Cease-fire under renewed strain after deadly Gaza strike
Gaza’s civil defence agency said the missile slammed into a cluster of tents in Al-Mawasi, an area Israel has previously designated a humanitarian zone, close to the entrance of the Kuwaiti Field Hospital. Officials told reporters, including those from one international outlet, that the victims of the Gaza strike were civilians who had fled earlier fighting and that the dead included a boy and a girl, ages 8 and 10.
Medics said at least 10 people were injured, with some hospital and civil defence officials putting the number of wounded above 30. Images from the scene showed charred tents, scattered bedding and families searching through the sand for relatives’ belongings, underscoring how even areas marked as safe have repeatedly been hit during the war.
Israel has framed the Gaza strike as a targeted killing of a Hamas operative. The Israel Defence Forces said militants earlier “emerged from a tunnel” east of Rafah and opened fire on troops from a reconnaissance unit, injuring four soldiers, one of them seriously, according to an ABC News live blog and other accounts.

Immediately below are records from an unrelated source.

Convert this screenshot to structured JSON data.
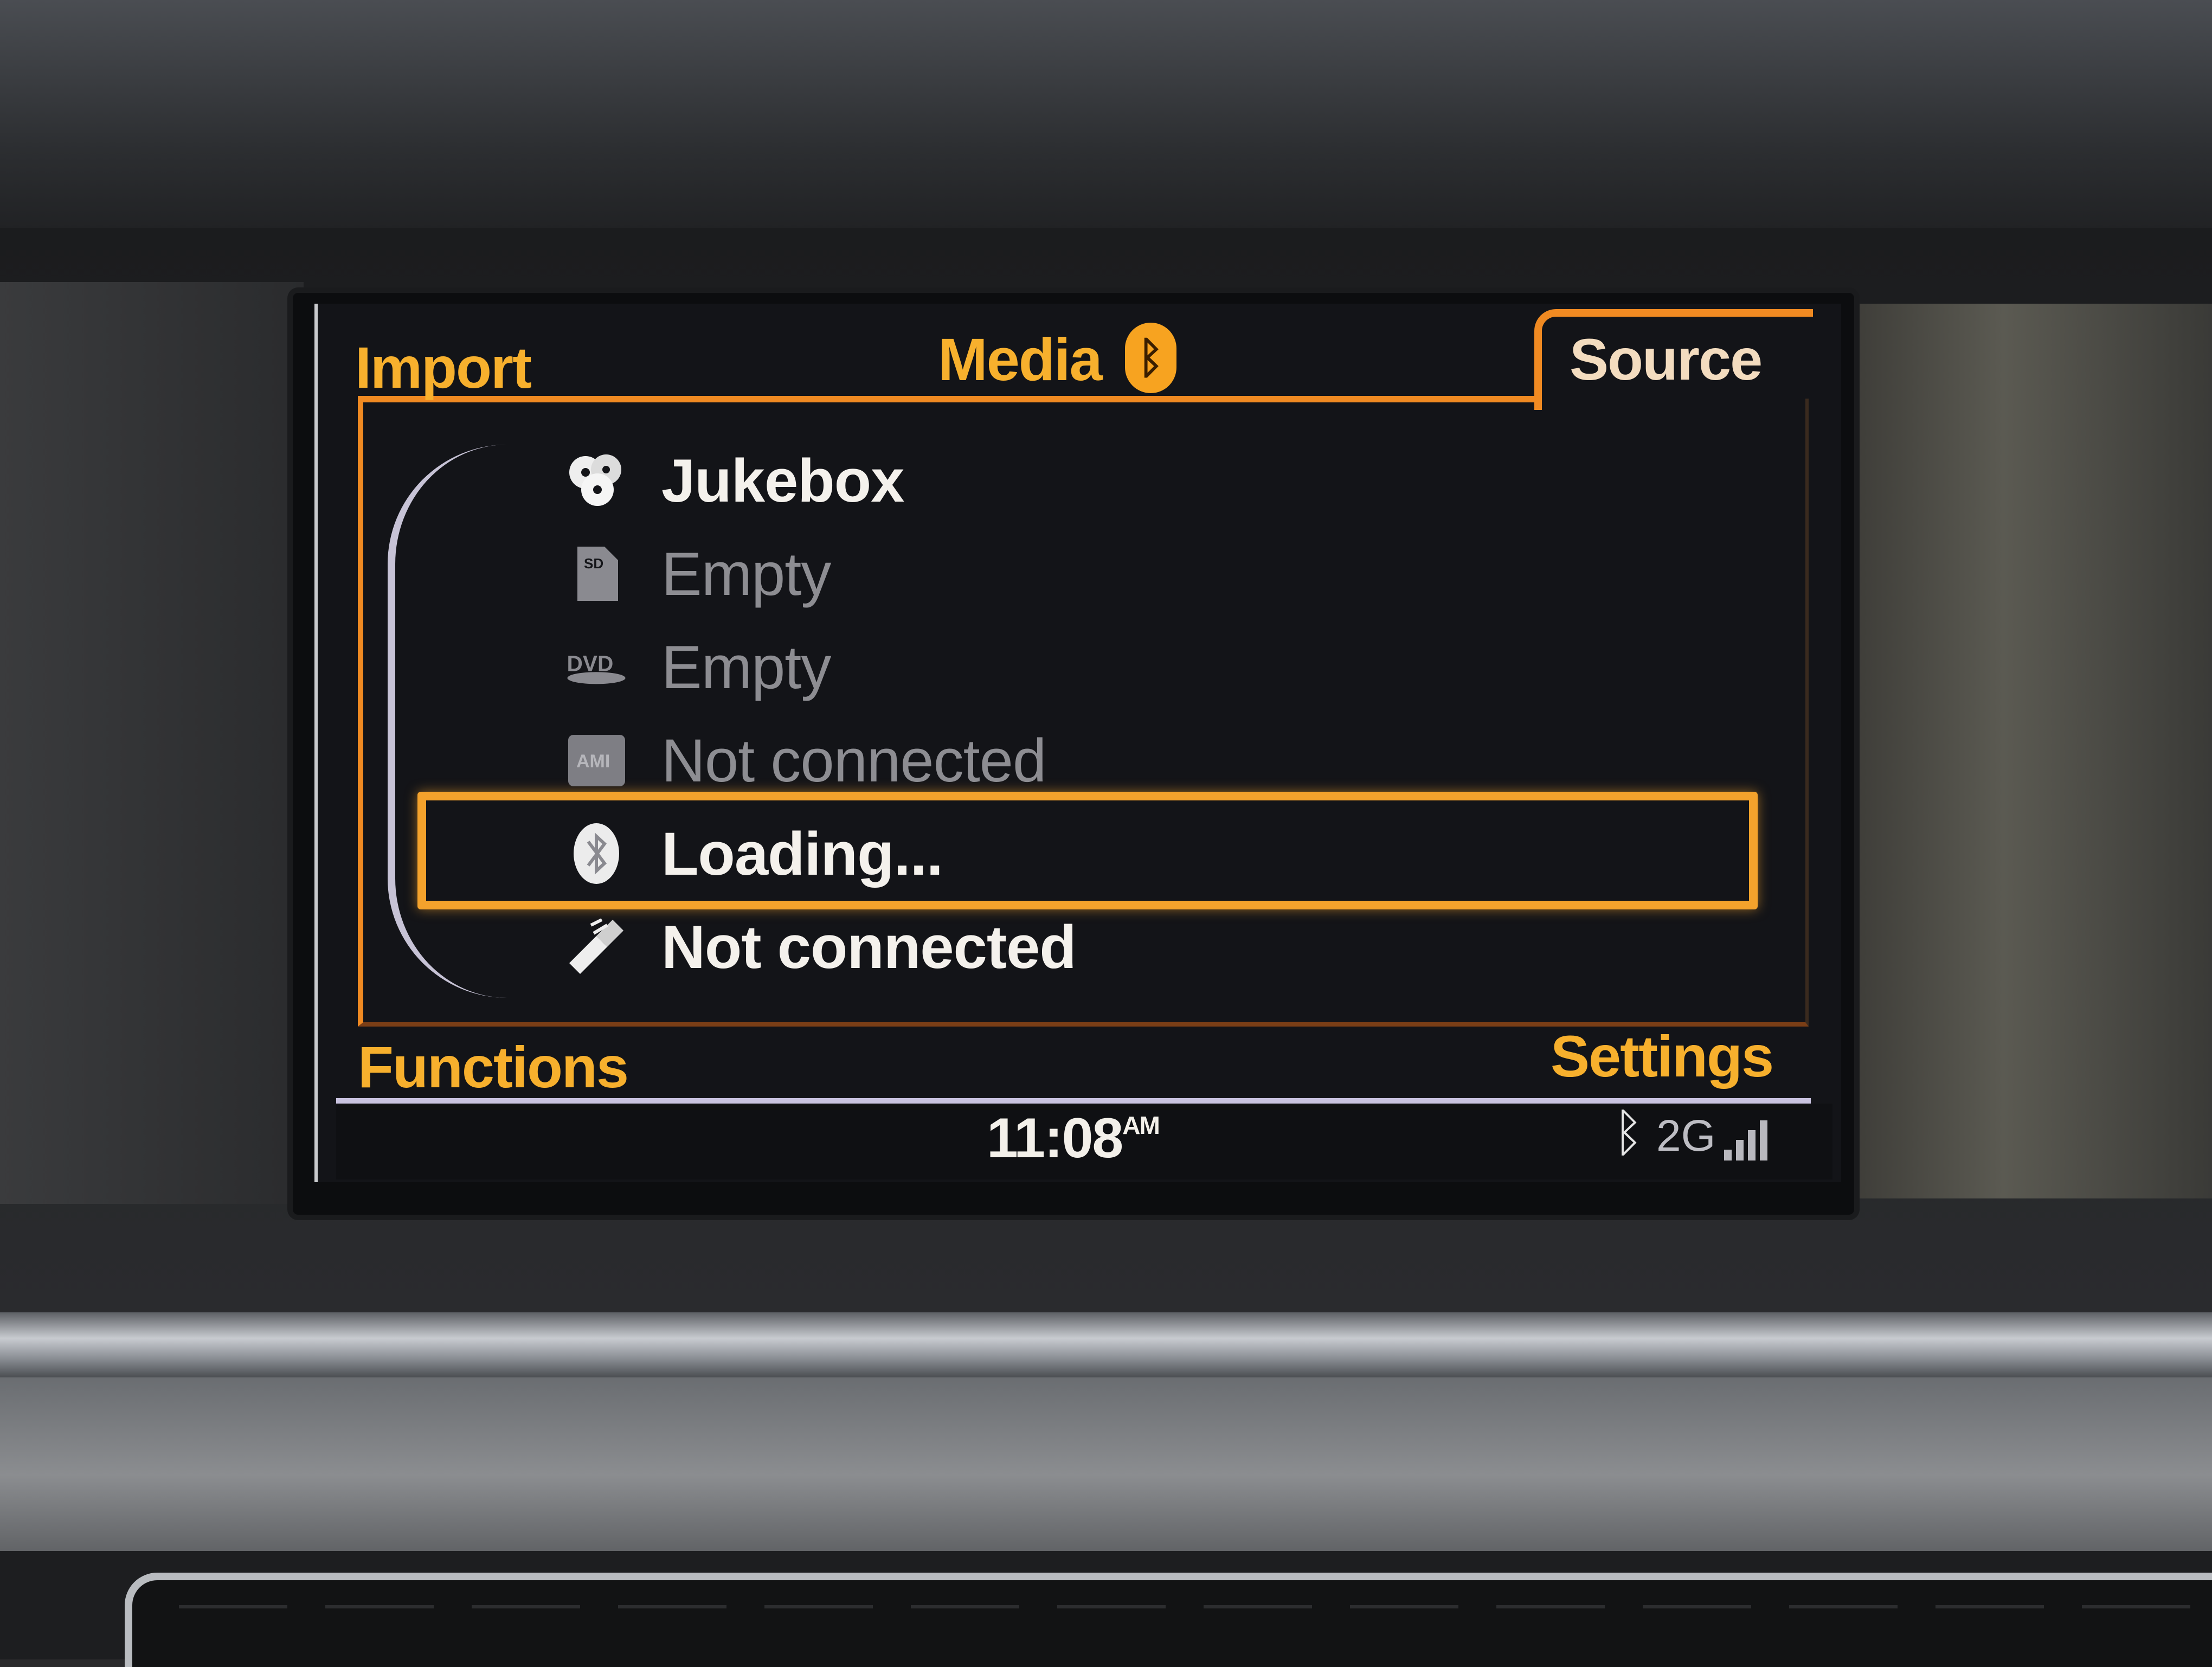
{
  "header": {
    "left_tab": "Import",
    "center_title": "Media",
    "right_tab": "Source",
    "bt_icon": "bluetooth-icon"
  },
  "source_list": {
    "items": [
      {
        "label": "Jukebox",
        "icon": "jukebox-icon",
        "state": "active"
      },
      {
        "label": "Empty",
        "icon": "sd-card-icon",
        "state": "dim"
      },
      {
        "label": "Empty",
        "icon": "dvd-icon",
        "state": "dim"
      },
      {
        "label": "Not connected",
        "icon": "ami-icon",
        "state": "dim"
      },
      {
        "label": "Loading...",
        "icon": "bluetooth-icon",
        "state": "selected"
      },
      {
        "label": "Not connected",
        "icon": "aux-input-icon",
        "state": "active"
      }
    ]
  },
  "footer": {
    "left": "Functions",
    "right": "Settings"
  },
  "status_bar": {
    "time": "11:08",
    "ampm": "AM",
    "network": "2G",
    "bt_icon": "bluetooth-icon",
    "signal_icon": "signal-strength-icon"
  },
  "colors": {
    "accent": "#f7b02d",
    "highlight": "#f4a22c",
    "text_active": "#f4f1ec",
    "text_dim": "#8d8d92",
    "screen_bg": "#131418"
  }
}
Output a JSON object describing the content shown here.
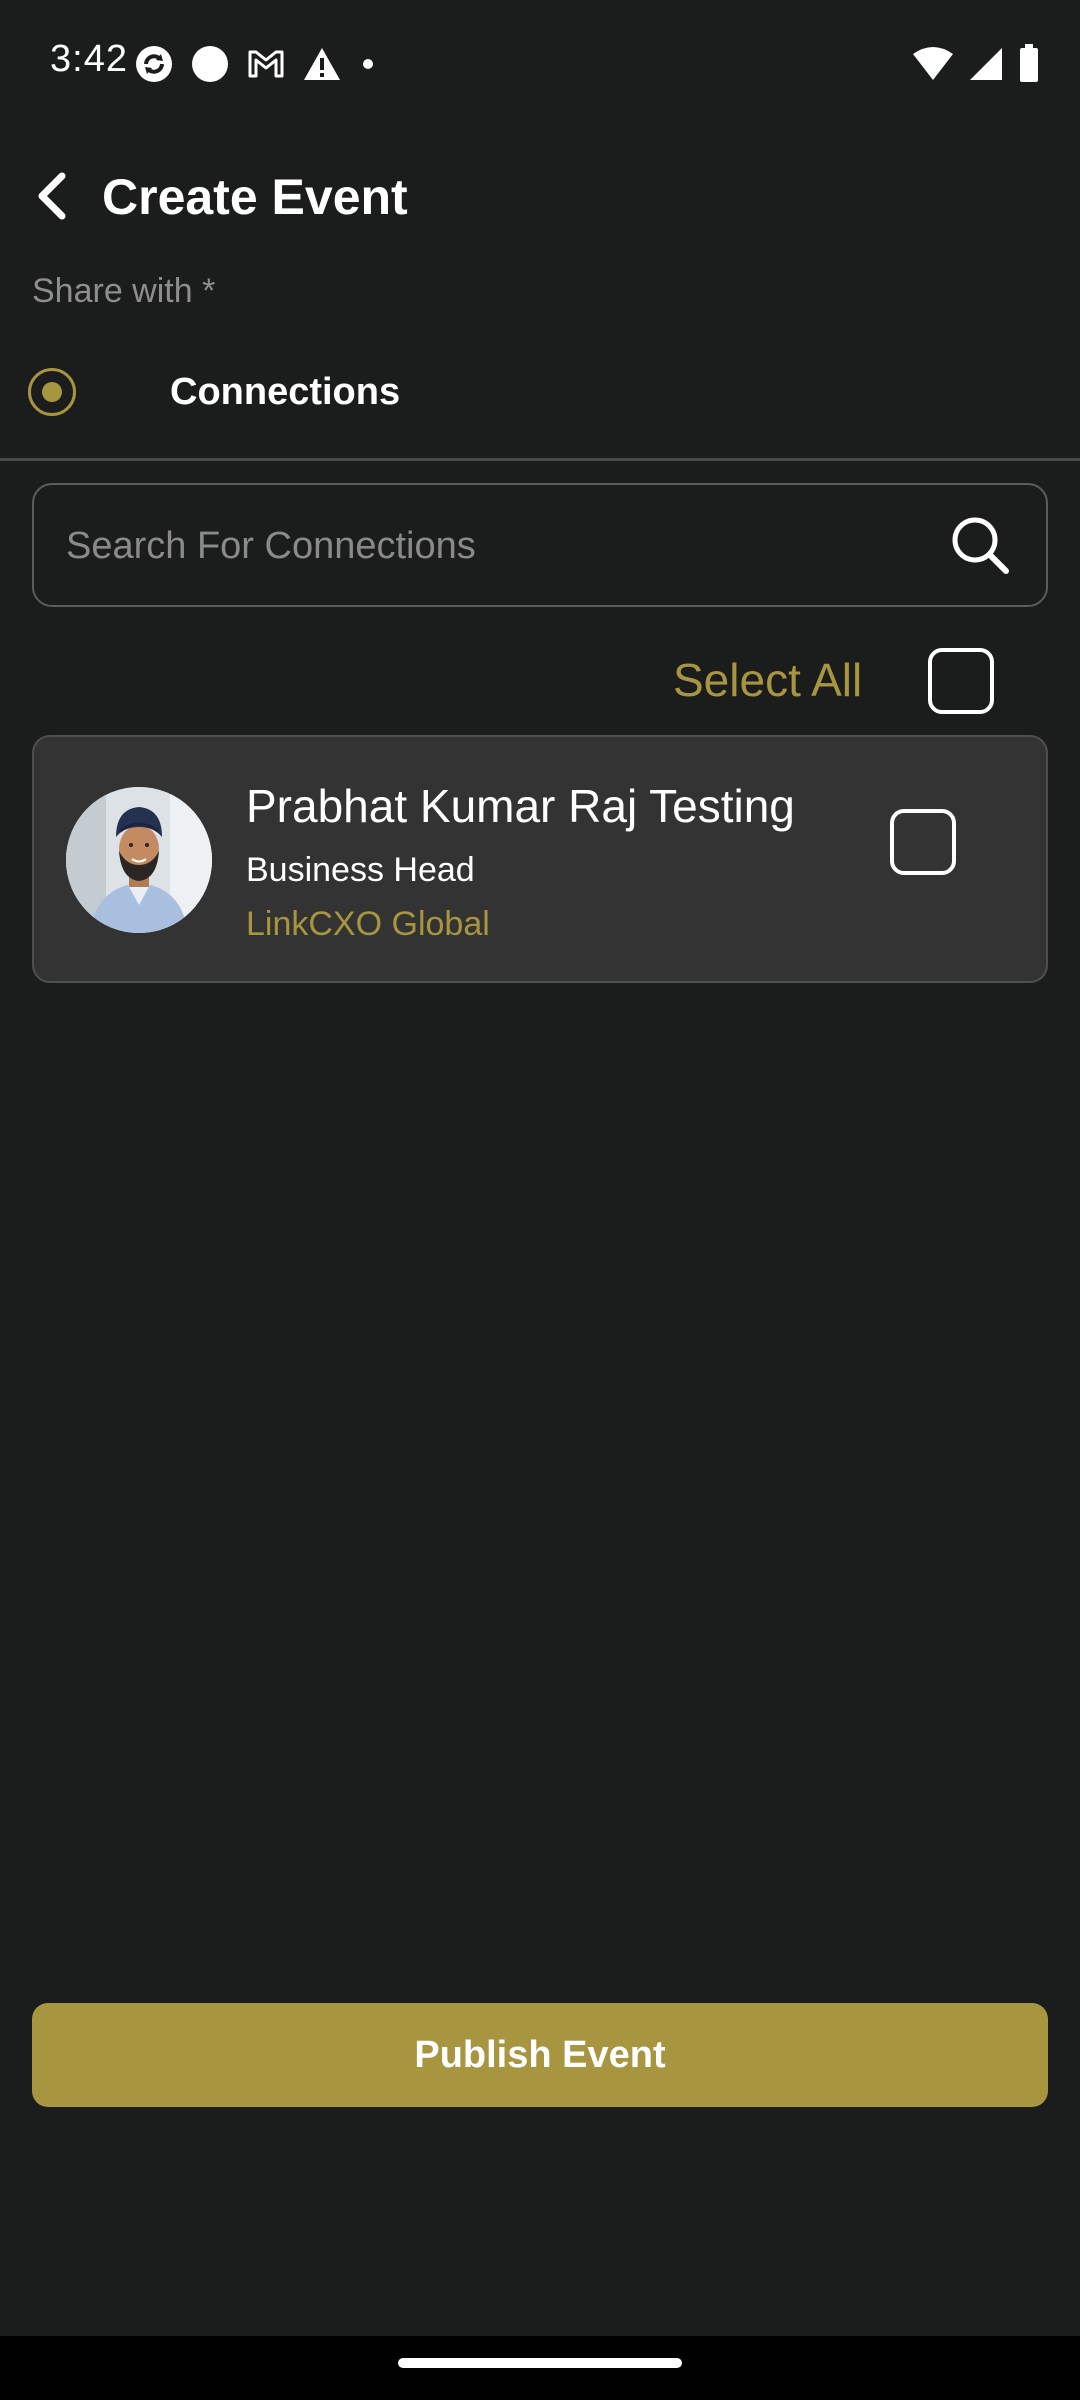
{
  "status_bar": {
    "time": "3:42",
    "icons_left": [
      "sync-icon",
      "circle-icon",
      "gmail-icon",
      "warning-icon",
      "dot-icon"
    ],
    "icons_right": [
      "wifi-icon",
      "signal-icon",
      "battery-icon"
    ]
  },
  "header": {
    "title": "Create Event",
    "back_icon": "chevron-left-icon"
  },
  "share": {
    "label": "Share with *",
    "option_label": "Connections",
    "option_selected": true
  },
  "search": {
    "placeholder": "Search For Connections",
    "value": "",
    "icon": "search-icon"
  },
  "select_all": {
    "label": "Select All",
    "checked": false
  },
  "connections": [
    {
      "name": "Prabhat Kumar Raj Testing",
      "role": "Business Head",
      "company": "LinkCXO Global",
      "checked": false
    }
  ],
  "publish_button": {
    "label": "Publish Event"
  },
  "colors": {
    "background": "#1b1c1c",
    "accent": "#a8953f",
    "card": "#333333",
    "muted_text": "#8e8e8e"
  }
}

A separate statement, cited by several outlets, referred to five wounded soldiers, and Prime Minister Benjamin Netanyahu called the tunnel ambush a “clear violation” of the cease-fire.
The U.S.-brokered cease-fire, part of a wider plan to wind down the two-year war, began in October and has sharply reduced large-scale combat but not ended it. Since the truce took effect, Gaza’s health ministry says more than 360 Palestinians have been killed in isolated shootings and limited strikes, while Israel reports three soldiers killed in the same period, figures carried by AFP and a recent Associated Press report. The overall Palestinian death toll from the war has surpassed 70,000, according to health officials in the enclave, while around 1,200 people were killed in Hamas’s Oct. 7, 2023, attack in Israel.
Wednesday’s Gaza strike occurred as Israel and Hamas continued the first phase of a cease-fire deal. The agreement links calm in the region to the return of hostages and the gradual opening of the Rafah border crossing. So far under the deal, Hamas has returned 20 living hostages and the bodies of dozens more in exchange for about 2,000 Palestinian prisoners. However, two deceased captives — an Israeli police officer and a Thai agricultural worker — remain unaccounted for, according to Israeli and international officials.
The pattern of clashes followed by retaliatory Gaza strikes has become familiar over the past year. Late-October and late-November air raids that Israel also described as responses to “blatant” cease-fire violations killed 104 and 33 Palestinians, respectively, local medics told the AP. In late October, Prime Minister Netanyahu ordered “powerful strikes” in Gaza after Hamas fighters allegedly opened fire on troops and delayed returning hostage remains, an escalation chronicled by ABC7 News. Months earlier, when the truce was barely a month old, Israel even mobilised reservists amid fears the deal could collapse if Hamas slowed hostage releases, Reuters reported in February.
Beyond the immediate consequences of the latest Gaza strike, aid agencies warn that any sustained escalation could affect plans to reopen Rafah for medical evacuations and broader travel. Israeli officials state the crossing will only fully reopen once the final hostage remains are returned, while Hamas and its ally Islamic Jihad have accused Israel of using the cease-fire to impose new conditions. With tens of thousands of wounded Gazans waiting for treatment abroad and hundreds of thousands still in camps like Al-Mawasi, diplomats say the stakes of each exchange of fire — and each new Gaza strike — extend beyond the front line.